Gutmansdottir was her family name and the only name she went by. She said she was a botanist and was interested in studying our Wild Wood, the area of the Estate that’s virtually unchanged for over a thousand-years, if not a lot longer. I was intrigued enough by the idea that I asked our Steward at the time, Jean-Pierre, if she could use one of the staff yurts and get her meals gratis for as long as she was here.
That was seven years ago. I don’t think either party realised how bloody big her endeavour was going to be. It’s gotten so long-term that she works for me part-time for what she needs for cash and spends much of the better weather when she wasn’t working for me out there, usually several days at a time. She said that it indeed looked like nothing had been touched there except for a few standing stones, possibly what could be barrow-mounds and one bloody big stone dragon which she’d like to know the story about.
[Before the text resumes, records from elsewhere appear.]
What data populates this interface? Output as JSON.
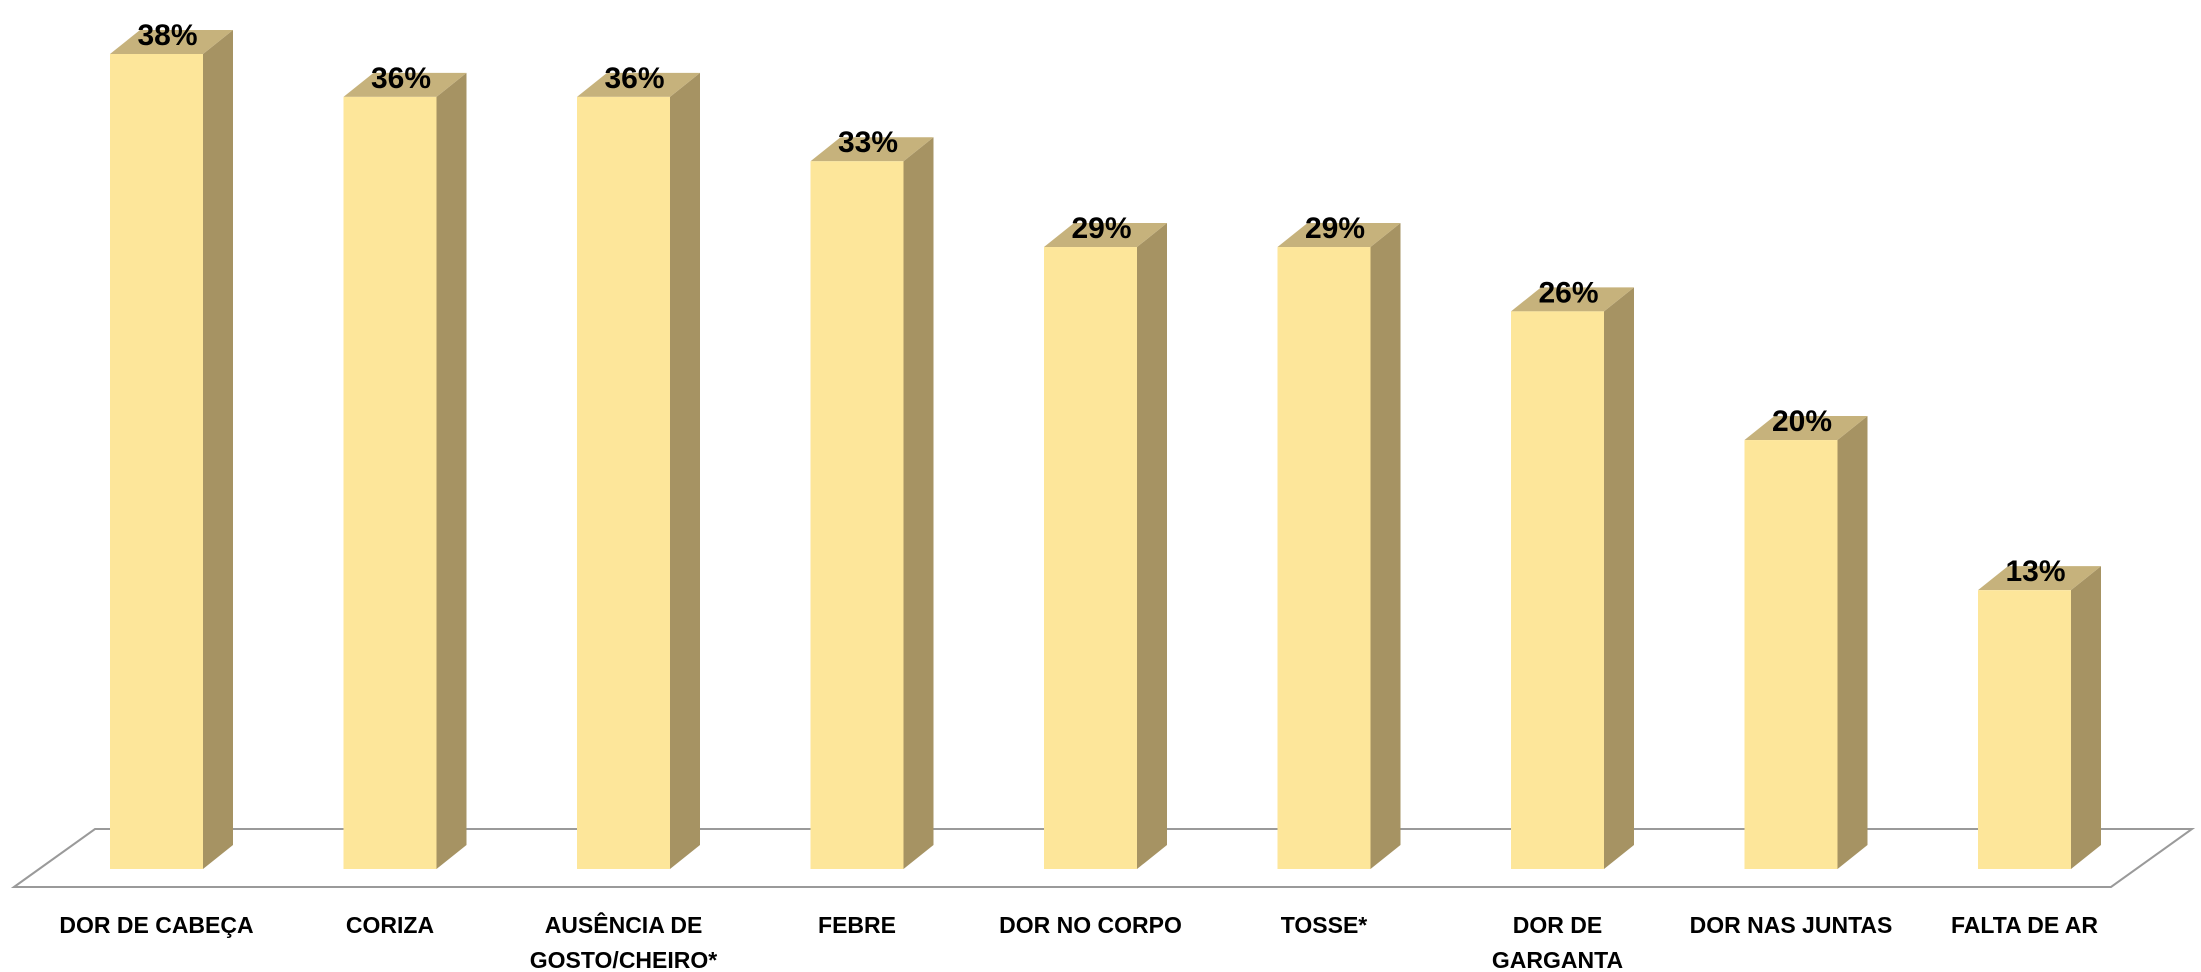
{
  "chart_data": {
    "type": "bar",
    "categories": [
      [
        "DOR DE CABEÇA"
      ],
      [
        "CORIZA"
      ],
      [
        "AUSÊNCIA DE",
        "GOSTO/CHEIRO*"
      ],
      [
        "FEBRE"
      ],
      [
        "DOR NO CORPO"
      ],
      [
        "TOSSE*"
      ],
      [
        "DOR DE",
        "GARGANTA"
      ],
      [
        "DOR NAS JUNTAS"
      ],
      [
        "FALTA DE AR"
      ]
    ],
    "values": [
      38,
      36,
      36,
      33,
      29,
      29,
      26,
      20,
      13
    ],
    "value_labels": [
      "38%",
      "36%",
      "36%",
      "33%",
      "29%",
      "29%",
      "26%",
      "20%",
      "13%"
    ],
    "ylim": [
      0,
      38
    ],
    "grid": false,
    "legend": "none",
    "colors": {
      "bar_front": "#FDE69A",
      "bar_side": "#A69363",
      "bar_top": "#C6B27C",
      "floor_stroke": "#9A9A9A"
    }
  }
}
She spent the first summer just cataloguing fungi and lichen, dozens that were thought gone in Scotland. That was followed by a winter of collecting scat as that she said told her a lot about the botany of an area as reflected in the diet of hares, owls and so forth. I assisted her in setting up precipitation meters which sent their data back to a central computer by radio. The Several Annies, Iain’s Library Apprentices, spent a winter skiing out there to map the terrain and look for any signs of habitation no matter how long ago. They didn’t find any. Or at least none that was of this world…
So her work continues. We built a new, much bigger yurt with enough shelving and storage for her notes, books, tools and of course botanical samples. Not to mention her scat collection. Will she ever be done? I doubt it. I’ve got a great worker and the Estate has a superb community member.